4.     Ensure that all hearings before the Controller are attended only by a registered patent agent and/or an enrolled advocate. Authorised representatives of the applicant may accompany but should not lead the hearing.

5.     If a refusal order is nonetheless passed before NBA approval is received, file an appeal under Section 117A(2) promptly and annex the NBA approval (if meanwhile received) to the appeal. This judgment provides the legal hook to seek a remand.

6.     On Section 3(p) strategy: prepare detailed technical evidence establishing (a) specific part-based selection; (b) defined chemical-constituent ratios; and (c) demonstrated synergistic pharmacodynamic efficacy, distinguishing the invention from mere aggregation or new use of known properties.

VII.  Conclusion

This judgment is a meaningful contribution to Indian patent jurisprudence at the interface of innovation law and biodiversity regulation. Its core holding—that NBA approval is a condition precedent to ‘grant’, not to the hearing or the order, and that the Controller must defer rather than refuse where approval is pending—is grounded in text, purpose, and basic administrative fairness.

The decision also underscores a broader principle: the patent system must be administered with proportionality. Procedural or regulatory pendencies that lie outside the applicant’s control should not be weaponised to deny substantive rights that the inventor has otherwise earned.

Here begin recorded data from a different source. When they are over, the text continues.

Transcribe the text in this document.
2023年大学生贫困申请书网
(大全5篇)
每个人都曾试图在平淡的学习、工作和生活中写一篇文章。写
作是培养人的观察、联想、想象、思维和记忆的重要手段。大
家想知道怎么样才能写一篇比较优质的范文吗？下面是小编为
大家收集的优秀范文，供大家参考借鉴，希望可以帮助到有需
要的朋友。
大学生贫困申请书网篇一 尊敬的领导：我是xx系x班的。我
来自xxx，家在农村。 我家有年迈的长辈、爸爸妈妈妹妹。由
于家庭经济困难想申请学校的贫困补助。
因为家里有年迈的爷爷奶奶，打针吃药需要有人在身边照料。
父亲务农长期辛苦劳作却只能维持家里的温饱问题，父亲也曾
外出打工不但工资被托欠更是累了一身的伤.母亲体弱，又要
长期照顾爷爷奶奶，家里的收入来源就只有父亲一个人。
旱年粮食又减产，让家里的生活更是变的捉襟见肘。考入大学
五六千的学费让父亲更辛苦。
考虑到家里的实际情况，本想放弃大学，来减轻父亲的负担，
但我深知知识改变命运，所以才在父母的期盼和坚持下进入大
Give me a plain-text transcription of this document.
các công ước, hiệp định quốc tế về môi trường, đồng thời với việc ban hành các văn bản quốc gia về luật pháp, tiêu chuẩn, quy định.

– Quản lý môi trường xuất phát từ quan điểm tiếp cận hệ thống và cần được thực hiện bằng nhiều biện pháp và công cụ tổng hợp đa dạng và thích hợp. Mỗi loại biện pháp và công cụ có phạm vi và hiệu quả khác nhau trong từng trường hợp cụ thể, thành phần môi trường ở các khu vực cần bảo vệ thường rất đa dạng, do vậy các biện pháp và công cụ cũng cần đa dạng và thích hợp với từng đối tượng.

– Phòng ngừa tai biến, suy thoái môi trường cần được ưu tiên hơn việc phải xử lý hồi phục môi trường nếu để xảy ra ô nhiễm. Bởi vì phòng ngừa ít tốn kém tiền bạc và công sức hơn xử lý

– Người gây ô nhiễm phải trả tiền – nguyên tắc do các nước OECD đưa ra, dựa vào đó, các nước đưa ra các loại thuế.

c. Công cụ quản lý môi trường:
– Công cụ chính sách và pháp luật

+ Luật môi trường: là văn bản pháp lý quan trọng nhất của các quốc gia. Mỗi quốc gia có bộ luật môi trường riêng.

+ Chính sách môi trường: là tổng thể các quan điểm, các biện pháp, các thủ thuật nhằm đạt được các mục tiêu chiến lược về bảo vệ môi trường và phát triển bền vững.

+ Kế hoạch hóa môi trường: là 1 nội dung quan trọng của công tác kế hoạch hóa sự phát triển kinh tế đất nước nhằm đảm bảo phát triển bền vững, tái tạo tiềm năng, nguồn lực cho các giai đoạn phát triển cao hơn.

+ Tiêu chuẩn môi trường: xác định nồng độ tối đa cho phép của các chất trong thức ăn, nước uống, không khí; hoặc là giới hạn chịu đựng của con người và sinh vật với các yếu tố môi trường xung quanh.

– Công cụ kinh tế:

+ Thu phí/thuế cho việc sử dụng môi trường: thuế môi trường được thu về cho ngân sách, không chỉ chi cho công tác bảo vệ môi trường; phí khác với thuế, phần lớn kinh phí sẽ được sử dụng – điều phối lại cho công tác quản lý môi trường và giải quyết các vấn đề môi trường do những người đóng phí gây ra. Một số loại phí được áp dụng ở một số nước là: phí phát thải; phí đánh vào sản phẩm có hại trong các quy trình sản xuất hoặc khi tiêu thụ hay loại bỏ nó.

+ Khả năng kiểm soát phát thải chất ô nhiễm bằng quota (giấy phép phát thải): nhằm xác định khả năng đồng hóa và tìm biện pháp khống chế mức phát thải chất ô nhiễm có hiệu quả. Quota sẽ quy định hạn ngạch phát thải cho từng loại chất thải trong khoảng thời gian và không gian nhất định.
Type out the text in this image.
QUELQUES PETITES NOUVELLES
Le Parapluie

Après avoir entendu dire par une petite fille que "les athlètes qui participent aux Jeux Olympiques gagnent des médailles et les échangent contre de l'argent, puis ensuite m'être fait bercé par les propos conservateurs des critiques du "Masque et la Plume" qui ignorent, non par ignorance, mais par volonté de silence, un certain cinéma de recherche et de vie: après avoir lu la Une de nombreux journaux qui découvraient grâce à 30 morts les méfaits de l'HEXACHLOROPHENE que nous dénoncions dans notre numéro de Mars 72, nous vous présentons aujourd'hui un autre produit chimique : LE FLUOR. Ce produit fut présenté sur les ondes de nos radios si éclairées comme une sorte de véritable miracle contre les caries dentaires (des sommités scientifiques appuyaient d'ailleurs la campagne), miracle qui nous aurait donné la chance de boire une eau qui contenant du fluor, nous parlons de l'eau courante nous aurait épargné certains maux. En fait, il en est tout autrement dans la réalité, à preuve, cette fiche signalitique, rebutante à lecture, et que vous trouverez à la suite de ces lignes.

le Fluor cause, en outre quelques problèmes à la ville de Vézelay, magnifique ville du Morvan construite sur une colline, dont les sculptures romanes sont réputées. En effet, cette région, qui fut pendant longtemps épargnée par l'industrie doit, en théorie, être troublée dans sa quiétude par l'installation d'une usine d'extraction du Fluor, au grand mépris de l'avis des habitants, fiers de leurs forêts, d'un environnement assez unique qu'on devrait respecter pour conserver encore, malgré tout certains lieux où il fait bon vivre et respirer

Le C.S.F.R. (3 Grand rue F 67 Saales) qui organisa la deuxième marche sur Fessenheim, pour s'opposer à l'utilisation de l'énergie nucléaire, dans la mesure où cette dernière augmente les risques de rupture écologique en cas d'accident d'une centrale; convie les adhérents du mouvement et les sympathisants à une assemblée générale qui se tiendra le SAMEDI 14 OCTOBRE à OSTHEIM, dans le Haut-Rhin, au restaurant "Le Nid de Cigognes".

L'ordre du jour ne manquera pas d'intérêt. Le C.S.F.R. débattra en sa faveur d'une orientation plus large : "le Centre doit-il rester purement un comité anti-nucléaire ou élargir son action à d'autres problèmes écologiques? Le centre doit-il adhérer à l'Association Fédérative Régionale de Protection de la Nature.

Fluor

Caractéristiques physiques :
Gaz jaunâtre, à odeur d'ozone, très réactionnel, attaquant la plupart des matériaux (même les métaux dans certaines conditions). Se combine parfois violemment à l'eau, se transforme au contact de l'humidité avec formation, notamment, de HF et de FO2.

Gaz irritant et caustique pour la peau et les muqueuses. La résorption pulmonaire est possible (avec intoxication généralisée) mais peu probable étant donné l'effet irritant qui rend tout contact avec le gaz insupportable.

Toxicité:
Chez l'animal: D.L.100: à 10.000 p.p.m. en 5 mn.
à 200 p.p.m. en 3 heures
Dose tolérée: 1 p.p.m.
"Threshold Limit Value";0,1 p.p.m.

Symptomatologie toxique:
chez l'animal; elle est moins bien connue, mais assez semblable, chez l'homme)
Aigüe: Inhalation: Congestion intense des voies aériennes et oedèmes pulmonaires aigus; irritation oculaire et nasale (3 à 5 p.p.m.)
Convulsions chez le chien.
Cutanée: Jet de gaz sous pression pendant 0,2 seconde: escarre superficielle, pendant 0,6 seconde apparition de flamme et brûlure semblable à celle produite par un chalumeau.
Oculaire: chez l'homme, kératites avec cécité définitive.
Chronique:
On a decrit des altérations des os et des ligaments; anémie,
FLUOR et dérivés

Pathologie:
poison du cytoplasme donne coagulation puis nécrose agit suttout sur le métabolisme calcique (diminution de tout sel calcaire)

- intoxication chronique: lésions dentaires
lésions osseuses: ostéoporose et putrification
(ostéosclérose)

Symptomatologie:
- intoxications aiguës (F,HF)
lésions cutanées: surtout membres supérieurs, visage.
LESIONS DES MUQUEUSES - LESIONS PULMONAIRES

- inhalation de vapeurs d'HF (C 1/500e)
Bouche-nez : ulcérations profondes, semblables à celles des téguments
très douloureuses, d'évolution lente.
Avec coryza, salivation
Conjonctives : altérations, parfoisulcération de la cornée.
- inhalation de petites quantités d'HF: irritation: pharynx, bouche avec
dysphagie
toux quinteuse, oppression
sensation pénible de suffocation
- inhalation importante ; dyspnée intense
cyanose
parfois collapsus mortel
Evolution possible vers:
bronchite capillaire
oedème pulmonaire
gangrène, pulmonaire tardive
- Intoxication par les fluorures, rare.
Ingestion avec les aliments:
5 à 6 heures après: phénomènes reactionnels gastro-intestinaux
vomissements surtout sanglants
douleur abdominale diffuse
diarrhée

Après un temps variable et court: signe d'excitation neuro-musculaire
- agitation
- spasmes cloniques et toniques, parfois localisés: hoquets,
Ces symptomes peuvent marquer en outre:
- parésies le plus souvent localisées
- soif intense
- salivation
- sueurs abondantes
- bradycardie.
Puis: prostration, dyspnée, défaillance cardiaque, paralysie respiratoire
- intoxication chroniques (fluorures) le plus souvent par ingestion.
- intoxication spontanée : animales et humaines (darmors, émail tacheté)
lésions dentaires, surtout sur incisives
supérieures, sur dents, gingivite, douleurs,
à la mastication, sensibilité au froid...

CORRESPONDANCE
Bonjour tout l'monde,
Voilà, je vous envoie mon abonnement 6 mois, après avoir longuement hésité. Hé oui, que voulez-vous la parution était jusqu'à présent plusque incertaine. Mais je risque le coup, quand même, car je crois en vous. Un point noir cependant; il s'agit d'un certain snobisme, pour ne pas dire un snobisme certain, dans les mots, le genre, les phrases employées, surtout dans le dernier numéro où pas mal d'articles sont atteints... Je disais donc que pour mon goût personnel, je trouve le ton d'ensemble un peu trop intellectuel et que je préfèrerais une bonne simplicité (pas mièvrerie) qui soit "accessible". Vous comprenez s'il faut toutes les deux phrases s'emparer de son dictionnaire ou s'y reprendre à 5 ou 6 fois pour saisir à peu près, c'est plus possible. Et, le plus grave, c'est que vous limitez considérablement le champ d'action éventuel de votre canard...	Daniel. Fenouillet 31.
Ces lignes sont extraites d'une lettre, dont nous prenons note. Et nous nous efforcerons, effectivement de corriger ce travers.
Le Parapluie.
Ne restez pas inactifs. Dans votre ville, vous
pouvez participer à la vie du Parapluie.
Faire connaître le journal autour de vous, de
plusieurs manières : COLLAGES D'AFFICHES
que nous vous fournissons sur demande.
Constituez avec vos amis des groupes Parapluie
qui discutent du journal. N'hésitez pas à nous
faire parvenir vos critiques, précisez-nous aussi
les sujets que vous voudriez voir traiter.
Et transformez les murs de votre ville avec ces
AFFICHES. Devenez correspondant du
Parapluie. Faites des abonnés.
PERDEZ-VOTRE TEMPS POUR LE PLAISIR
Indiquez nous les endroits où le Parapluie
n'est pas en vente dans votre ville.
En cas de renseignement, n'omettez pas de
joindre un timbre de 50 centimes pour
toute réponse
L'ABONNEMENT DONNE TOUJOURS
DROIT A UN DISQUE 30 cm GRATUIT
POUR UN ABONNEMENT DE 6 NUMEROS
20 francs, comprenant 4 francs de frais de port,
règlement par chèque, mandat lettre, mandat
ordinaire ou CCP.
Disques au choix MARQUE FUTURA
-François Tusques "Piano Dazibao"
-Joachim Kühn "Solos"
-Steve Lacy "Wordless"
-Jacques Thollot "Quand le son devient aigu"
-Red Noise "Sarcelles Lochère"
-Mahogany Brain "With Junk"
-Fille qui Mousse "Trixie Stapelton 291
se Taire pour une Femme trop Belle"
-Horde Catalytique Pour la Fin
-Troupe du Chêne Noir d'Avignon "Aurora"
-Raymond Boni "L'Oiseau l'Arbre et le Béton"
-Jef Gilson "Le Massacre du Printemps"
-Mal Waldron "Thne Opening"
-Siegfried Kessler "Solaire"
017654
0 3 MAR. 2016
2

The Controller’s power under Section 15 is not merely a power to refuse; it is equally a power to accommodate, to defer, and to exercise discretion in a manner that advances rather than frustrates the twin goals of the patent system: rewarding innovation and enriching the public domain.

The Section 3(p) question—arguably the more substantive patent-law issue in the case—remains live. The remanded proceedings will provide an important opportunity to develop the law on the patentability of synergistic herbal compositions, and the outcome will bear watching by the pharmaceutical, traditional medicine, and biotechnology industries alike.